AMES, Iowa–(BUSINESS WIRE)–Renewable Vitality Group, Inc. (“REG”) (NASDAQ: REGI) introduced immediately that it’s going to redeem all of its excellent 4.00% Convertible Senior Notes due 2036 (CUSIP No. 75972A AC7) (the “Notes”) on June 15, 2021 (the “Redemption Date”) at a redemption worth (the “Redemption Worth”) equal to 100% of the principal quantity of the Notes redeemed. As a result of the Redemption Date is the curiosity cost date referring to the common file date of June 1, 2021, the holder of a Be aware as of 5:00 p.m., New York Metropolis time, on June 1, 2021 shall be entitled, however the redemption of the Notes, to obtain, on the Redemption Date, the unpaid curiosity that will have accrued on such Be aware to, however excluding, the Redemption Date and, accordingly, the Redemption Worth to be paid to the redeeming holder of a Be aware is not going to embrace accrued and unpaid curiosity on such Be aware to, however excluding, the Redemption Date. As of April 11, 2021, there was roughly $31.Four million combination principal quantity of the Notes excellent.
The Notes could also be transformed at any time earlier than 5:00 p.m., New York Metropolis time, on June 11, 2021, which is the second enterprise day instantly earlier than the Redemption Date, in accordance with and topic to the phrases of the Indenture governing the Notes, dated as of June 2, 2016 (the “Indenture”) and the Notes. REG has decided that Notes surrendered for conversion shall be settled in money as much as the principal quantity of the Notes surrendered for conversion and shares of REG widespread inventory for the rest of the conversion obligation, if any, in extra of the principal quantity (offered that REG pays money in lieu of issuing fractional shares) in accordance with the phrases of the Indenture.

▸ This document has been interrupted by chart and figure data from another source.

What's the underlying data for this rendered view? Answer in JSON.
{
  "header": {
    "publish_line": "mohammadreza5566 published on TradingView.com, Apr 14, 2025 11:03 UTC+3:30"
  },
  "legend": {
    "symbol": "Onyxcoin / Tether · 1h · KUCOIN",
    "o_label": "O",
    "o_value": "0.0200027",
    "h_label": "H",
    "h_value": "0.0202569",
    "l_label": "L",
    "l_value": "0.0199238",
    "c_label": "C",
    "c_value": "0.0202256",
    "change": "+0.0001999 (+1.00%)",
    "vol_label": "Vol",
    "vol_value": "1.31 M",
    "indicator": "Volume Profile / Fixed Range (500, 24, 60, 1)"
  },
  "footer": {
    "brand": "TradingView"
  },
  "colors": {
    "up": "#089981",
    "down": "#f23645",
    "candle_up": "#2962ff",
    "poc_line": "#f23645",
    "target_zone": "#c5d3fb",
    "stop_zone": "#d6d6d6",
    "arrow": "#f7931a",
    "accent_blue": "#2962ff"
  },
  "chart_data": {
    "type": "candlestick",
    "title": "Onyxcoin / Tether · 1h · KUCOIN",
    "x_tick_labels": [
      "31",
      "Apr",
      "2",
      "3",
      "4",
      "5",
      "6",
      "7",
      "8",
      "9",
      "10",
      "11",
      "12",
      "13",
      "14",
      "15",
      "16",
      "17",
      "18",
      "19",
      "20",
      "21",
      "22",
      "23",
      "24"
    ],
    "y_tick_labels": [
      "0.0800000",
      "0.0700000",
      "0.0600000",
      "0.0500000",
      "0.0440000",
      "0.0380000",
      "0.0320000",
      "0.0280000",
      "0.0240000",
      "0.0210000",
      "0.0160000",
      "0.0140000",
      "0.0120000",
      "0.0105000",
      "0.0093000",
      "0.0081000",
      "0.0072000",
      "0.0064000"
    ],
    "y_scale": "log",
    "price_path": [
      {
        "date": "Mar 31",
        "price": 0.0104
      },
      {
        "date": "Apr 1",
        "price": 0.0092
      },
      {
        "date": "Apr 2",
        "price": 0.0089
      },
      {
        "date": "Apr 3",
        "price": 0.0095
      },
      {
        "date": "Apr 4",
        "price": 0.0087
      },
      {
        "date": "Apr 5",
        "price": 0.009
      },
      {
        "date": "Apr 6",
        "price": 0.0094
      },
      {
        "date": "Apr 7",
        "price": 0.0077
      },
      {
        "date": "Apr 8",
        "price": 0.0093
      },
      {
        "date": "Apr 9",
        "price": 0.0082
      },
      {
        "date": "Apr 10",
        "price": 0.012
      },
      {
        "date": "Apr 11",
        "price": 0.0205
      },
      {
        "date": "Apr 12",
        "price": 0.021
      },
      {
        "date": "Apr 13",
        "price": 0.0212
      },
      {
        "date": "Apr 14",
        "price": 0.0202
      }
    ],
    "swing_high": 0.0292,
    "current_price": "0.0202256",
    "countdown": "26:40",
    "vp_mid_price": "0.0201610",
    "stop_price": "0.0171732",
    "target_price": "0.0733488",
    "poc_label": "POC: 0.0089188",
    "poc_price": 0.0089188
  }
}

The Notes are presently convertible at a conversion price of 92.8074 shares of REG widespread inventory per $1,000 principal quantity of Notes.
Except REG defaults in making cost of the Redemption Worth, curiosity on the Notes will stop to accrue from and after the Redemption Date and thereafter the one remaining proper of a holder of Notes would be the proper to obtain cost of the Redemption Worth upon give up of Notes to the Paying Agent. Notes referred to as for redemption should be surrendered to the Paying Agent by means of the services of The Depository Belief Firm to gather the Redemption Worth.
Wilmington Belief, Nationwide Affiliation, as Trustee for the Notes, is sending a Discover of Full Redemption to all registered holders.
This press launch is for informational functions solely and doesn’t represent a discover of redemption of the Notes or a suggestion to promote or the solicitation of a suggestion to purchase securities in any jurisdiction.
About Renewable Vitality Group
Renewable Vitality Group, Inc. (NASDAQ: REGI) is main the vitality trade’s transition to sustainability by remodeling renewable sources into high-quality, cleaner fuels. REG is a world producer of cleaner fuels and North America’s largest producer of biodiesel. REG options are alternate options for petroleum diesel and produce considerably decrease carbon emissions. REG makes use of an built-in procurement, distribution and logistics community to function 12 biorefineries within the U.S. and Europe. In 2020, REG produced 519 million gallons of cleaner gas delivering 4.2 million metric tons of carbon discount. REG is assembly the rising world demand for lower-carbon fuels and main the best way to a extra sustainable future.
Protected Harbor Assertion
This press launch accommodates forward-looking statements inside the that means of the Personal Securities Litigation Reform Act of 1995, together with statements referring to redemption of the Notes and conversion of the Notes. These forward-looking statements are primarily based on present expectations and assumptions, are topic to alter, and precise outcomes might differ materially. Elements that would trigger precise outcomes to vary materially embrace these referring to difficulties, delays or surprising prices associated to, or REG’s incapability to consummate, the redemption of the Notes and different dangers described in REG’s annual report on Kind 10-Ok for the 12 months ended December 31, 2020 and once in a while within the REG’s different periodic filings with the SEC. All forward-looking statements are made as of the date of this press launch and REG doesn’t undertake to replace any forward-looking statements primarily based on new developments or modifications in its expectations.